Handling Recordings Acquired Simultaneously Over Multiple Channels with PLDA

Jesús Villalba (1), Mireia Diez (2), Amparo Varona (2), Eduardo Lleida (1)

(1) Universidad de Zaragoza, Spain
(2) Universidad del País Vasco, Spain

In some speaker recognition scenarios we find conversations recorded simultaneously over multiple channels. That is the case of the interviews in the NIST SRE dataset. To take advantage of that, we propose a modification of the PLDA model that considers two different inter-session variability terms. The first term is tied between all the recordings belonging to the same conversation whereas the second is not. Thus, the former mainly intends to capture the variability due to the phonetic content of the conversation while the latter tries to capture the channel variability. We test this approach on the NIST SRE12 core condition using multiple channels per interview to enroll the speakers.
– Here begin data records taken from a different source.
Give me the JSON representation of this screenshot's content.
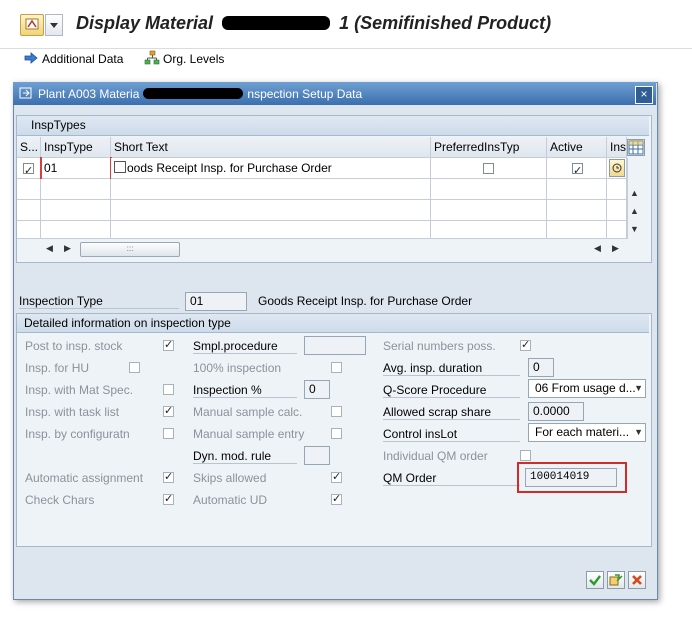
{
  "window": {
    "title_prefix": "Display Material",
    "title_suffix": "1 (Semifinished Product)"
  },
  "toolbar": {
    "additional_data": "Additional Data",
    "org_levels": "Org. Levels"
  },
  "dialog": {
    "title_prefix": "Plant A003 Materia",
    "title_suffix": "nspection Setup Data",
    "close": "×"
  },
  "insp_types": {
    "group_title": "InspTypes",
    "columns": [
      "S...",
      "InspType",
      "Short Text",
      "PreferredInsTyp",
      "Active",
      "Ins"
    ],
    "rows": [
      {
        "selected": true,
        "insp_type": "01",
        "short_text": "oods Receipt Insp. for Purchase Order",
        "preferred": false,
        "active": true
      }
    ]
  },
  "inspection_type": {
    "label": "Inspection Type",
    "value": "01",
    "description": "Goods Receipt Insp. for Purchase Order"
  },
  "detail": {
    "group_title": "Detailed information on inspection type",
    "col1": [
      {
        "label": "Post to insp. stock",
        "checked": true
      },
      {
        "label": "Insp. for HU",
        "checked": false
      },
      {
        "label": "Insp. with Mat Spec.",
        "checked": false
      },
      {
        "label": "Insp. with task list",
        "checked": true
      },
      {
        "label": "Insp. by configuratn",
        "checked": false
      },
      {
        "label": "Automatic assignment",
        "checked": true
      },
      {
        "label": "Check Chars",
        "checked": true
      }
    ],
    "col2": {
      "smpl_procedure": {
        "label": "Smpl.procedure",
        "value": ""
      },
      "pct_inspection": {
        "label": "100% inspection",
        "checked": false
      },
      "inspection_pct": {
        "label": "Inspection %",
        "value": "0"
      },
      "manual_sample_calc": {
        "label": "Manual sample calc.",
        "checked": false
      },
      "manual_sample_entry": {
        "label": "Manual sample entry",
        "checked": false
      },
      "dyn_mod_rule": {
        "label": "Dyn. mod. rule",
        "value": ""
      },
      "skips_allowed": {
        "label": "Skips allowed",
        "checked": true
      },
      "automatic_ud": {
        "label": "Automatic UD",
        "checked": true
      }
    },
    "col3": {
      "serial_numbers": {
        "label": "Serial numbers poss.",
        "checked": true
      },
      "avg_duration": {
        "label": "Avg. insp. duration",
        "value": "0"
      },
      "qscore_procedure": {
        "label": "Q-Score Procedure",
        "value": "06 From usage d..."
      },
      "allowed_scrap": {
        "label": "Allowed scrap share",
        "value": "0.0000"
      },
      "control_inslot": {
        "label": "Control insLot",
        "value": "For each materi..."
      },
      "individual_qm_order": {
        "label": "Individual QM order",
        "checked": false
      },
      "qm_order": {
        "label": "QM Order",
        "value": "100014019"
      }
    }
  },
  "colors": {
    "title_gradient_top": "#6f9fd3",
    "title_gradient_bottom": "#3b6fae",
    "highlight": "#d32a2a",
    "confirm_green": "#2e9a2e",
    "cancel_red": "#d34a1e"
  }
}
The proposed approach improves the minimum DCF by 26.29% on telephone speech and by 1.8% on interviews compared to the standard PLDA (scored by the book).

Full Paper

Bibliographic reference.  Villalba, Jesús / Diez, Mireia / Varona, Amparo / Lleida, Eduardo (2013): "Handling recordings acquired simultaneously over multiple channels with PLDA", In INTERSPEECH-2013, 2509-2513.